Wood, aluminum, graphite, carbon, fat, skinney, whatever - it will do it all.
I have a Bliz, a Jo Jan multi, a Jo Jan single, A Bohning, and three or four other ones... but if I were going to do it all over again - I would just pay the $$ and buy a Bitz.


----------



## JayP (Dec 13, 2008)

I am looking to fletch my own arrows but strictly use blazer veins and a fixed blade broad head. I have been using the quick fletch and they have worked but want to try fletcing my own. I have been looking at the Bohning Blazer Helix for it's simplicity and cost. Will adding helical to my blazers help stabilize my arrow better?


----------



## gmtblazer (Dec 13, 2009)

Will adding helical to my blazers help stabilize my arrow better? 
YES,YES, and yes. i consider it a must with fixed broadheads.


----------



## MikeTN (Nov 2, 2004)

I have used most of the jigs out there.

Some work well, some well... work.

The two best out there in my opinion are the Bitz (DEFINITELY worth it for the Zenith upgrade as well) and the Bohning Blazer Helix.
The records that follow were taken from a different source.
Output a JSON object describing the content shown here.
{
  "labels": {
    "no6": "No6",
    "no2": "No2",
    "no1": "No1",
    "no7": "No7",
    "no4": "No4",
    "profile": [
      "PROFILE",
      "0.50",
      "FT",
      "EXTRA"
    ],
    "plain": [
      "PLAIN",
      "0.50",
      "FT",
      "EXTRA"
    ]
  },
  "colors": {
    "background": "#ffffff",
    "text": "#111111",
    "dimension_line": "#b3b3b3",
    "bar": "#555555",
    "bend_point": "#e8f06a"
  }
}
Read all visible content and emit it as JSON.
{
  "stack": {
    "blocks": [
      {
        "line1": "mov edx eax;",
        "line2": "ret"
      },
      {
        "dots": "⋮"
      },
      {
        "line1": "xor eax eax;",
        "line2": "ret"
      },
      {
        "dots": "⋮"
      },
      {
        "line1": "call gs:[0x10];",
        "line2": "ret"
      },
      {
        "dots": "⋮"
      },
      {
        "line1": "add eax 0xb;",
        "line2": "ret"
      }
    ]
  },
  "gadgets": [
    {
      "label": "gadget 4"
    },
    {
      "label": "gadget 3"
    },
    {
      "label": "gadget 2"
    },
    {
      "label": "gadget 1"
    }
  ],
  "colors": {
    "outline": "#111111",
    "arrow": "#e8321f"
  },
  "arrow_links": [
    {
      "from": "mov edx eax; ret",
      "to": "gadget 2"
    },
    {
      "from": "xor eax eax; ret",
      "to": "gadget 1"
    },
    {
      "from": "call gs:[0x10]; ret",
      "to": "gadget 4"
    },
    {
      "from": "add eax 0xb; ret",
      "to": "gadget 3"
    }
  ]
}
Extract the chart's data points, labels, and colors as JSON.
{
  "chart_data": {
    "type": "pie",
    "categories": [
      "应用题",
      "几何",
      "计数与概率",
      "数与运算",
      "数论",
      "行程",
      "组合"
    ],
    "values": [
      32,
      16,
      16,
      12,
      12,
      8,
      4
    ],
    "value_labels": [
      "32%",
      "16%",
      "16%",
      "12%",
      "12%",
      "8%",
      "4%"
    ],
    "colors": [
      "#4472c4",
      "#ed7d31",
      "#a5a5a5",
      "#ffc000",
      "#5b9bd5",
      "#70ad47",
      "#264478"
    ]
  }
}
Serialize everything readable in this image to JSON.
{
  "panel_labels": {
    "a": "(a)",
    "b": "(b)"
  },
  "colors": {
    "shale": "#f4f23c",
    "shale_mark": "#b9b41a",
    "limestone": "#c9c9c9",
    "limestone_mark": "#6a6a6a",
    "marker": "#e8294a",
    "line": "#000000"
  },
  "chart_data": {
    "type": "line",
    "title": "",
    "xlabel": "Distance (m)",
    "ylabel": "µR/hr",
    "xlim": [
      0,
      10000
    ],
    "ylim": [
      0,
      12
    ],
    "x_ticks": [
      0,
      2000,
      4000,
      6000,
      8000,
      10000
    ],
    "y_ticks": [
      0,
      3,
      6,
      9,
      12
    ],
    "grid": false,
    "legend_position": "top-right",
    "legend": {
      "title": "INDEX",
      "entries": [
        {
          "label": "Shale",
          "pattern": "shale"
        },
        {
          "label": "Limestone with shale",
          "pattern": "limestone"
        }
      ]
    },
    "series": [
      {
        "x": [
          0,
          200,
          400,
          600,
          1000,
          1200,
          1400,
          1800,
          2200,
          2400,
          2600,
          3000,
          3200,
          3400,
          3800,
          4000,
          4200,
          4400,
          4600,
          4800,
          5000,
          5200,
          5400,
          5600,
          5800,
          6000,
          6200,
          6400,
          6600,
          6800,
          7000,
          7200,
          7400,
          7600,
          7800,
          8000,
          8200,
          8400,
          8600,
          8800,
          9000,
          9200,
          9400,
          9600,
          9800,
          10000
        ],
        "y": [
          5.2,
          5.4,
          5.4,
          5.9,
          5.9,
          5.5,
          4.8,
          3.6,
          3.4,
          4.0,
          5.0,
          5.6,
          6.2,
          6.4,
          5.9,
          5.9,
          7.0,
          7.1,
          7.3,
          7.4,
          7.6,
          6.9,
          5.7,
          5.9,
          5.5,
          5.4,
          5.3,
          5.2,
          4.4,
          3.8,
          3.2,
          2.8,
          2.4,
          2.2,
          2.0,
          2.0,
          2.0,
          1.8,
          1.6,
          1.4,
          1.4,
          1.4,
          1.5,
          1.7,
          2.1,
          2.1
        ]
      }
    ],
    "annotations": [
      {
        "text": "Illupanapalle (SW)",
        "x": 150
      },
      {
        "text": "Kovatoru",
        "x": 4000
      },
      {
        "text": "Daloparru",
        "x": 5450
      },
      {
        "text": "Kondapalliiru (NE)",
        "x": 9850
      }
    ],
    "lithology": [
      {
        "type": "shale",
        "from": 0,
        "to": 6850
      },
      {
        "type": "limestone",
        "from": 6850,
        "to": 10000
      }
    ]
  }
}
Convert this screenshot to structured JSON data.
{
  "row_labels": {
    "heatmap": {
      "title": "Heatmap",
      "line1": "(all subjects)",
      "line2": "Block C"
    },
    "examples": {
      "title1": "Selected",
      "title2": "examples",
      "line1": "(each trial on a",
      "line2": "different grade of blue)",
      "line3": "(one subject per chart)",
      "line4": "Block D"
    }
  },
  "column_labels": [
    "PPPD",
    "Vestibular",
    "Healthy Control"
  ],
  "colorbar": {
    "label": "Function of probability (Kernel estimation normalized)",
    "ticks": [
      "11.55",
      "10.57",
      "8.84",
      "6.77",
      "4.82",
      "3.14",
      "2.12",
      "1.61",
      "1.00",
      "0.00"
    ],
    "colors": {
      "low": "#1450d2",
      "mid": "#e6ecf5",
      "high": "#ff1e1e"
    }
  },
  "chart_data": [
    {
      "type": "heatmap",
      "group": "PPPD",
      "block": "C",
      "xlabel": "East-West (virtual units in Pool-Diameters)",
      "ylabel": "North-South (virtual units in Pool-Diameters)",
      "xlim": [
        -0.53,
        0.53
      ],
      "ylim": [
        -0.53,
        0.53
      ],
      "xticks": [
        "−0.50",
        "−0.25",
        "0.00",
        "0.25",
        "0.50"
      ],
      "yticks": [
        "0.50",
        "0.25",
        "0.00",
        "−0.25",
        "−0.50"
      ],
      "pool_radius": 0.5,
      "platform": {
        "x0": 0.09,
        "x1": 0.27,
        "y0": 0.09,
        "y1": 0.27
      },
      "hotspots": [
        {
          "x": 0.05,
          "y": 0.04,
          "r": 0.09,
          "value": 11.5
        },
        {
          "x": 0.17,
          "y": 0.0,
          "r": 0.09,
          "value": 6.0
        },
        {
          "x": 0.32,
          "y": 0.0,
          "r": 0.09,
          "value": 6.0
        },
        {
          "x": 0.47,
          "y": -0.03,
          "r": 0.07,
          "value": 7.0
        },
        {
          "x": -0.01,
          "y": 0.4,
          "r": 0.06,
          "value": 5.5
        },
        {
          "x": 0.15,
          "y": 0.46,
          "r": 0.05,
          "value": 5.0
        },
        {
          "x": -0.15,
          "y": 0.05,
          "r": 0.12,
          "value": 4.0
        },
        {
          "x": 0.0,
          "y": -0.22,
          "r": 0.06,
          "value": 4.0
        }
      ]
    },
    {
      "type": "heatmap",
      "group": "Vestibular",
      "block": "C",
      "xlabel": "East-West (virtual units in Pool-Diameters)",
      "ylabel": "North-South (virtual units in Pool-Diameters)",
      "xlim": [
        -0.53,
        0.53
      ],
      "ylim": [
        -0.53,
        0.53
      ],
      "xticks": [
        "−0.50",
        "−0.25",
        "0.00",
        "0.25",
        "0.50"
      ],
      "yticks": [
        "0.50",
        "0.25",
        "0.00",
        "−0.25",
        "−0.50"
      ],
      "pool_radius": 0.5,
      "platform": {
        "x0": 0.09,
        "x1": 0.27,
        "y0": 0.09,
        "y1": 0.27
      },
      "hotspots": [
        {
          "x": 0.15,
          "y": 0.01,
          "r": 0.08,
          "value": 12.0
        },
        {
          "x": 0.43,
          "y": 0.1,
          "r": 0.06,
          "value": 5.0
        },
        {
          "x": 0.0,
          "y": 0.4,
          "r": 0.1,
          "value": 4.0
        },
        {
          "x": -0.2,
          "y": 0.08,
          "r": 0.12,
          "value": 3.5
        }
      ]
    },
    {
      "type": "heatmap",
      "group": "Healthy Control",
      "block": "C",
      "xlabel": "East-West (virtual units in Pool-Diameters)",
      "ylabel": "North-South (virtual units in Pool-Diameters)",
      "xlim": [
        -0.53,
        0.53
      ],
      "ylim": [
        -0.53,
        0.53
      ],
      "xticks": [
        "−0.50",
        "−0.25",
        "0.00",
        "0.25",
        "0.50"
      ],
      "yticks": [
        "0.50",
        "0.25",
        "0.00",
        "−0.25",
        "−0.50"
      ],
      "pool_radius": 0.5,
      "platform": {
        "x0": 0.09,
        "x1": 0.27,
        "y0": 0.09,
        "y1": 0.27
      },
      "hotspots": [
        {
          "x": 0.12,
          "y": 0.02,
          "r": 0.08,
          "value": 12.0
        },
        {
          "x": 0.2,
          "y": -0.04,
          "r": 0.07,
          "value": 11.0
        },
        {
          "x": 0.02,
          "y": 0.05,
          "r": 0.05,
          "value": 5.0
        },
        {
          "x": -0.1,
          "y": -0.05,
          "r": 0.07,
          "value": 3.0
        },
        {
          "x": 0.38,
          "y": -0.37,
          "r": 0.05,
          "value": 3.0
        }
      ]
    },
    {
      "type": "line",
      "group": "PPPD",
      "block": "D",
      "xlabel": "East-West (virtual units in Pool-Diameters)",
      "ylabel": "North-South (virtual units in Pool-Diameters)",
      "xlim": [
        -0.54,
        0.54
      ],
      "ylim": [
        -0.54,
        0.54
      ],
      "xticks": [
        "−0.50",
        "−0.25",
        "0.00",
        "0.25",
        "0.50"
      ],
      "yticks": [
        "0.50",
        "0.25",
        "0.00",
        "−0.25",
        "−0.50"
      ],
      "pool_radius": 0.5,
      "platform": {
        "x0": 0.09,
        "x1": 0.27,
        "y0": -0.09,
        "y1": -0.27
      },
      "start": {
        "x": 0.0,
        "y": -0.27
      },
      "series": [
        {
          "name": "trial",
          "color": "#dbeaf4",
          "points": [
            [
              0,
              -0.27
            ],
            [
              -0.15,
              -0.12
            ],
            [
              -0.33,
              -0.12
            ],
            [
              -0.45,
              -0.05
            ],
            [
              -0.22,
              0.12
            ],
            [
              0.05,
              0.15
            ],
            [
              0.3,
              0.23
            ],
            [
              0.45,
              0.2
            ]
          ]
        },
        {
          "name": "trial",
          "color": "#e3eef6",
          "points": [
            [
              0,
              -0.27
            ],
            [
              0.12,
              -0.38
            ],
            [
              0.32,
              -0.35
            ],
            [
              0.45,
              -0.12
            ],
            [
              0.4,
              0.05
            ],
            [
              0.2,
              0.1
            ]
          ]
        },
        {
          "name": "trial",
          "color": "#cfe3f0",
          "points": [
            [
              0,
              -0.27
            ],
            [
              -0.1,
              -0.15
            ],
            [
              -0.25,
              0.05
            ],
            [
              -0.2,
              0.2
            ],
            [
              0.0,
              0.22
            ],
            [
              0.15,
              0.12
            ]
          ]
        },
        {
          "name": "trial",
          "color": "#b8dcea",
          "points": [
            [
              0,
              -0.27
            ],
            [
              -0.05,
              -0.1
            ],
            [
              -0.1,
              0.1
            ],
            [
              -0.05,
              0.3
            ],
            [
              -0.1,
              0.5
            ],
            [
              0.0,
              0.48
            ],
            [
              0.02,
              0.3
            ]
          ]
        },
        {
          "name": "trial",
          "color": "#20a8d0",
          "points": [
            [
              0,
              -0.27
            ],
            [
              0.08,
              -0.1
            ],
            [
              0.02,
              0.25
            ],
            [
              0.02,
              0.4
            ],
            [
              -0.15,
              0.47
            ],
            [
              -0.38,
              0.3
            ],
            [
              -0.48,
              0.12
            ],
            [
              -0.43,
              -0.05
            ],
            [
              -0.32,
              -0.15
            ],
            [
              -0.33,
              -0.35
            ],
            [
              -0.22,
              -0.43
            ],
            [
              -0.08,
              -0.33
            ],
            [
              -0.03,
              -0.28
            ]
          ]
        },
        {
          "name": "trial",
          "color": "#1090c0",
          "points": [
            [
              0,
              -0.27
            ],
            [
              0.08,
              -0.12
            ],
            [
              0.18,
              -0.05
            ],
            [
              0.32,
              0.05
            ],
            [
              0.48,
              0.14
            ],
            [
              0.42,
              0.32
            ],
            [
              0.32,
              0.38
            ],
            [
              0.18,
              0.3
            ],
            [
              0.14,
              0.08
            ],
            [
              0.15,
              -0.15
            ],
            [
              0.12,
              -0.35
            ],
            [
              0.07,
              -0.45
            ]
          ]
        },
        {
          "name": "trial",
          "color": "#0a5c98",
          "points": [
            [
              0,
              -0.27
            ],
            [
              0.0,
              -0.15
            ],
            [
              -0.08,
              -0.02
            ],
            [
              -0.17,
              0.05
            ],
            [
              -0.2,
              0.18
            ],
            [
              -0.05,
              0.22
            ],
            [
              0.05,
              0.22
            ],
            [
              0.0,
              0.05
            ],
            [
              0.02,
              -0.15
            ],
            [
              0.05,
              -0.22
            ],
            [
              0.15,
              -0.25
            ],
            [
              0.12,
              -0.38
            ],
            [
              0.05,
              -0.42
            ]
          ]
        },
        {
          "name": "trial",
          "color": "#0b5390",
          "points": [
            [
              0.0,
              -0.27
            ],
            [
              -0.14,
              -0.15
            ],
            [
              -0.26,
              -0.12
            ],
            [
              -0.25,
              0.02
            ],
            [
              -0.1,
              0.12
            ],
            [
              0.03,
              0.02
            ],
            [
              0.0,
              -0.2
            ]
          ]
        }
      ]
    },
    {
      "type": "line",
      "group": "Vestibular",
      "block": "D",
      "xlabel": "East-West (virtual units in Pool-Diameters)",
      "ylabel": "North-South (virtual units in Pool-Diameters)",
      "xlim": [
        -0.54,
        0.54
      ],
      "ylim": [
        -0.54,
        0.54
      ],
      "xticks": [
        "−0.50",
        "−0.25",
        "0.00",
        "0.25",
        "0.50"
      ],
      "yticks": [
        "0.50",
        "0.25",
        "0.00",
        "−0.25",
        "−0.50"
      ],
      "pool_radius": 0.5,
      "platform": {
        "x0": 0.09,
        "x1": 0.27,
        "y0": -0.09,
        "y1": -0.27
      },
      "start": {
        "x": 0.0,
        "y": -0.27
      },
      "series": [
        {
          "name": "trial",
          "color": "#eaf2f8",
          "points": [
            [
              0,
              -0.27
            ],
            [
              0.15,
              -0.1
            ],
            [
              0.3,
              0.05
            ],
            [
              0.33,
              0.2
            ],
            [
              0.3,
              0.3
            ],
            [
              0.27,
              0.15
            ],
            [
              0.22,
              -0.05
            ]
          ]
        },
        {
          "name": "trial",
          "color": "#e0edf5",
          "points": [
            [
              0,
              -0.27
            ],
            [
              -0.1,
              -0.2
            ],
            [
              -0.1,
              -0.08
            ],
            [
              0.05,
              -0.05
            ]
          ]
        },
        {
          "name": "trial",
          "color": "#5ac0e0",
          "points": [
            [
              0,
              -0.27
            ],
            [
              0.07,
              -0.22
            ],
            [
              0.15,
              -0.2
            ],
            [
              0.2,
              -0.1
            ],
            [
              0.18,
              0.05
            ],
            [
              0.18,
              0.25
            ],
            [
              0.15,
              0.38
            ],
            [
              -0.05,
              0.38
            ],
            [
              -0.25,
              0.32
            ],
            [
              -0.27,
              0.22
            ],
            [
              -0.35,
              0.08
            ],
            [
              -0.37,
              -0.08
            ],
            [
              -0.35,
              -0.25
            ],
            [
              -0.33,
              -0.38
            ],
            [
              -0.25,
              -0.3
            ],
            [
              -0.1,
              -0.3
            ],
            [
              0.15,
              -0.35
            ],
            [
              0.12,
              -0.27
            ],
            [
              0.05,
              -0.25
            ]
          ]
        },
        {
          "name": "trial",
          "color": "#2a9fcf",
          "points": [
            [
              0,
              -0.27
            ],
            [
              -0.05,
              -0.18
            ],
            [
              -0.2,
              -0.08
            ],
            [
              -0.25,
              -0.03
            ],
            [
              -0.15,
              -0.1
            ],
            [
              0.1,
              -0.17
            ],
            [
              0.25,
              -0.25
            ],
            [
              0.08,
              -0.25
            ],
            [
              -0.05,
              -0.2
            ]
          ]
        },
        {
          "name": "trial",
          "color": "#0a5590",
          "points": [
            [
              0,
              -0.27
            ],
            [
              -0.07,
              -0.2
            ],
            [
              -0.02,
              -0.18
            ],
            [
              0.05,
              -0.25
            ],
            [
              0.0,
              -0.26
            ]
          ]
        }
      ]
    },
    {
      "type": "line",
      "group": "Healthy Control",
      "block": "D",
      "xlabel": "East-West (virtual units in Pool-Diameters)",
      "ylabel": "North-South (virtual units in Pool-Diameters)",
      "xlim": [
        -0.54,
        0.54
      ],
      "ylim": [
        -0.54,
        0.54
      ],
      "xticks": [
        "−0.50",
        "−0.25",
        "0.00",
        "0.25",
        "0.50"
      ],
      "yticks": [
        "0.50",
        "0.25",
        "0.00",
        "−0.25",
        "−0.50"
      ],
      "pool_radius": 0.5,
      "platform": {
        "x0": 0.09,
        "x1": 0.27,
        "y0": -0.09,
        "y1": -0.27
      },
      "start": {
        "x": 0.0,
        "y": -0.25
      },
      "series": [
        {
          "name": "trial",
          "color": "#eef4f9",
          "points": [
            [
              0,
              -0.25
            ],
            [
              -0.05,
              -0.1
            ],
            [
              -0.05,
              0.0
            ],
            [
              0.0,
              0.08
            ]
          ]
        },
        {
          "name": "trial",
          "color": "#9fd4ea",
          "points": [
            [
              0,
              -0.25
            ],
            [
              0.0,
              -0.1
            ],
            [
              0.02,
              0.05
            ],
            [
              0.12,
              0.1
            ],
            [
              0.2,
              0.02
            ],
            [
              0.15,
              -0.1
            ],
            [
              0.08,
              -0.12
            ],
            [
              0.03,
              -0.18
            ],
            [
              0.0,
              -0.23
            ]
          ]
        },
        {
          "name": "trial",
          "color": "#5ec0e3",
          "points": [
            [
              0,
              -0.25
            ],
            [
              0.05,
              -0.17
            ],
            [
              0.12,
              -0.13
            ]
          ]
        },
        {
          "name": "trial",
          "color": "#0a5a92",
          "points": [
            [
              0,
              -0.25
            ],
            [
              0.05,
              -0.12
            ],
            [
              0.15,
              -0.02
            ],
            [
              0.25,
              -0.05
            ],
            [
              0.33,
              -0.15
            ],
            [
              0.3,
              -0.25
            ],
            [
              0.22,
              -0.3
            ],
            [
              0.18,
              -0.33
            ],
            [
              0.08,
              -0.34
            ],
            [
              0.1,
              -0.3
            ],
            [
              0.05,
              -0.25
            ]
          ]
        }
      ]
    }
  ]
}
Bitz gives you more versatility. Can take more time to set up properly, but a great jig.

If you're only doing hunting arrows and shooting Blazers (or other high profile, short length vanes), the Helix is the way to go. It is super easy- no alignment or anything else to worry about and it flat out works.


----------



## granny (Dec 24, 2004)

Bitzenberger works great for me.


----------